Но причудливые обрамления гор, сияние в лучах солнца снежных вершин, формы глубоких долин и поворотов речек, спускающиеся чередой в них облака и появляющиеся по утрам над поймами туманы — весь безмолвный вечный строй природы был все тот же, как и 50 лет назад. И тем не менее что-то очень важное отсутствовало в этом строе, угнетало душу, вызывало тревогу. Не слышны были детские голоса, хозяйственный гомон крестьянских дворов, не встречался и сам крестьянин. И только ли это? Не от ума, а от сердца пришло, что пропала здесь простая человеческая радость бытия, исчезла красота земли и творений человека, покинул долину всетворящий дух, где была и есть моя малая родина!



Подумалось тогда, что, видимо, села, как и люди, также смертны. Они родятся, резвятся, мужают, затем дряхлеют и погибают. Может быть, и судьба моего села такова же. Но от отца узнал, что оно погибло в расцвете сил, в начинавшейся юности! Много раз он мне рассказывал о селе, его крестьянах, их бедах и радостях, последней войне. Но на этот раз поведал самое главное, может быть, так до конца и не пережитое, состарившее его раньше времени, и без того искалеченного на фронте. Спустя три года после грустной исповеди он ушел из жизни.

Большое село Топольное, созданное в конце XVIII века выселенцами из Петропавловского, старинного алтайского села. В 60—70-е годы прошлого века Топольное имело заимки по долинам речек-притоков реки Ануй, в том числе и по речке Щебете. После того, как в начале XX века некоторые земли Алтая были переданы крестьянам под заселение, эти заимки стали обрастать деревнями. Так из трехзаимочного поселения на речке Щебете и возникла вначале деревня, а потом и село. В нем перед революцией насчитывалось 80 дворов с 480 душами обоего пола, из них взрослых трудоспособных — более 240 душ. Вначале дома рубились на месте из живого леса, обычно из ельника, что произрастал по берегам речек. Потому и прозвали село Елиново. Крестьяне разработали и окультурили вокруг села пашни и сенокосы. Пастбища простирались по горам и долам на многие километры в округе. На каждый крестьянский двор приходилось не менее 4—5 лошадей, 7—8 голов крупного рогатого скота (в том числе 3—4 дойных коровы), 10—12 овец и коз. По логам и долинам рек и речек каждый домохозяин ставил до 30 ульев. Он также имел более чем по пять десятин посевных площадей, где возделывались рожь, ячмень, пшеница, овес, лен, горох, бобы, картофель, а на огородах — овощи. В садах преобладали местные сорта ягодников и фруктовых.

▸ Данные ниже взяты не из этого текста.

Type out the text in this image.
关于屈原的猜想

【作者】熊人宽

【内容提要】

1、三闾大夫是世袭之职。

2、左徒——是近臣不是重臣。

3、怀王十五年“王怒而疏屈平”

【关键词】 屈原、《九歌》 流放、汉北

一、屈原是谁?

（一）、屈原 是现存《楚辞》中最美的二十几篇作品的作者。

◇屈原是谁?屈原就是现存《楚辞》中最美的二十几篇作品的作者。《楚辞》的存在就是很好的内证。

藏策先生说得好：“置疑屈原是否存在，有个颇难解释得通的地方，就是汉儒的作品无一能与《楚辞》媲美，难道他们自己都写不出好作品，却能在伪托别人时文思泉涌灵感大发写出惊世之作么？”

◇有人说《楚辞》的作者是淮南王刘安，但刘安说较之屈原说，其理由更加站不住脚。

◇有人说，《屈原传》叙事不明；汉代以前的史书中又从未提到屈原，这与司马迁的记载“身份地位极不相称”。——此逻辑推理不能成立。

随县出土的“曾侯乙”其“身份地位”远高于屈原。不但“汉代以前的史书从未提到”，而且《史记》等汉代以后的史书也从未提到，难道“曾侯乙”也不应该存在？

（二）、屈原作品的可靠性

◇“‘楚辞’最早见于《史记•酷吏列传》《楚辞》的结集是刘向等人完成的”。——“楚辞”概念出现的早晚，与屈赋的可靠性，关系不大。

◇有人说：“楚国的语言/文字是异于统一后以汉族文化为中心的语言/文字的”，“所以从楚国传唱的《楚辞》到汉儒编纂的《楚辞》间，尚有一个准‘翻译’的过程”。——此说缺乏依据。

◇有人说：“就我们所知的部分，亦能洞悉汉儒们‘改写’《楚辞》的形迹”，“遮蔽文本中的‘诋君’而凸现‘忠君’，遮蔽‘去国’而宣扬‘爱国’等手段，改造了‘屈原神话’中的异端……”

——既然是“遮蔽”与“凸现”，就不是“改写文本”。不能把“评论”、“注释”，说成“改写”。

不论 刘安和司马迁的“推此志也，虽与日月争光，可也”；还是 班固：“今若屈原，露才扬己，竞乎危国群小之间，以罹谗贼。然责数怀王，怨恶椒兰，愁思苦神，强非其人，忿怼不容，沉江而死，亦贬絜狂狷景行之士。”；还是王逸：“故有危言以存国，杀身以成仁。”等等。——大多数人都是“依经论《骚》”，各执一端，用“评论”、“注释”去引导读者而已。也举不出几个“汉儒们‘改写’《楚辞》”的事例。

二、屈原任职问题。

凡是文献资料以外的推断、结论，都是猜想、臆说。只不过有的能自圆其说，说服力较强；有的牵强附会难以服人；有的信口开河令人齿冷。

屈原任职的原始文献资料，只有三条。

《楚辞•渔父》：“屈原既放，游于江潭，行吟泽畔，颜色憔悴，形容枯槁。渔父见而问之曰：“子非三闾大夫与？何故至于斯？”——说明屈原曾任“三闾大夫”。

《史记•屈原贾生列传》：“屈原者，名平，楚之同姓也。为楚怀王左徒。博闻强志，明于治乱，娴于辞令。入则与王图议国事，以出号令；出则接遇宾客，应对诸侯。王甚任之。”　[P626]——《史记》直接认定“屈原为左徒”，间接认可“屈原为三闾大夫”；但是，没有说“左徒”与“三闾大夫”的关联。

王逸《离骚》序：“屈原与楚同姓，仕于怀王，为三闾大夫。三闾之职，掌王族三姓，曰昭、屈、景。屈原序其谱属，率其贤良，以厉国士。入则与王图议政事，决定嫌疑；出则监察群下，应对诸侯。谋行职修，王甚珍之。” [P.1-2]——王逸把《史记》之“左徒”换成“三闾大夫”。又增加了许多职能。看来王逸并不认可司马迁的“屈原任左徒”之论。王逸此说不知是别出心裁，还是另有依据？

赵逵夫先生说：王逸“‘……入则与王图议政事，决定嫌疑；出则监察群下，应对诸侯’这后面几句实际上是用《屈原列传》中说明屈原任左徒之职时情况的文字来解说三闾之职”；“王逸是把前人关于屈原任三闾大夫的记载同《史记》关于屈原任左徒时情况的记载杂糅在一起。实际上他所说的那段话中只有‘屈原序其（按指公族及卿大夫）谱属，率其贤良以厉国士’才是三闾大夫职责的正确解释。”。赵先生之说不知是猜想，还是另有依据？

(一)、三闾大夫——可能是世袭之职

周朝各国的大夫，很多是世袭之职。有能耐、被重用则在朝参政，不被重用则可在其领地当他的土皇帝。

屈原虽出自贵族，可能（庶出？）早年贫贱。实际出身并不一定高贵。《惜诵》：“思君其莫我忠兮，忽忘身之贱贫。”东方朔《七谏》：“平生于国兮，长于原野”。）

Крестьянское землепользование держалось на общинном уставе, в который входили чересполосица и переделы, особенно покосов. Они нередко вносили споры, разногласия и раздоры в общину, которые миром улаживались, но в душе самых хозяйственных крестьян поселяли горесть и какую-то неустроенность. Понимали они, что эта неустроенность не помогает увеличивать силу земли и способность землевладельцев в поднятии урожайности возделываемых культур и трав. Крестьяне как будто сговорились круговой порукой и держали более десятка лет среднюю урожайность зерновых неизменно постоянной: озимой ржи — 45— 50 пудов с десятины, ярицы — 40—45, озимой пшеницы — 65—70, яровой пшеницы — 40—45, ячменя — 55—60, овса — 50—55 пудов. Картофеля собирали по 500—530 пудов. Нередко высокие урожаи — стопудовые и выше — вызывали зависть у некоторых односельчан и вели в скором времени к переделу земли. Ежегодно около 15 пудов хлеба шло на прокорм одного члена семьи, а более 18 пудов на душу оставалось в остатке. Не торговало бойко село хлебом, как степные многолюдные села, но после обильных урожаев выдавало из излишков на торге до 2—2,5 тысячи пудов отборного зерна. Потому и неведомы были людям голодовки и незнаема была скоту и птице бескормица. По будничным дням стол крестьянский полнился простым ячменным да ржаным хлебом, а по праздничным прибавлялся и пшеничный. А всех хлебов пеклось в русских печках до десяти сортов. В постные дни к этим хлебам подавалось до 5—7 блюд, а в остальные — и поболее.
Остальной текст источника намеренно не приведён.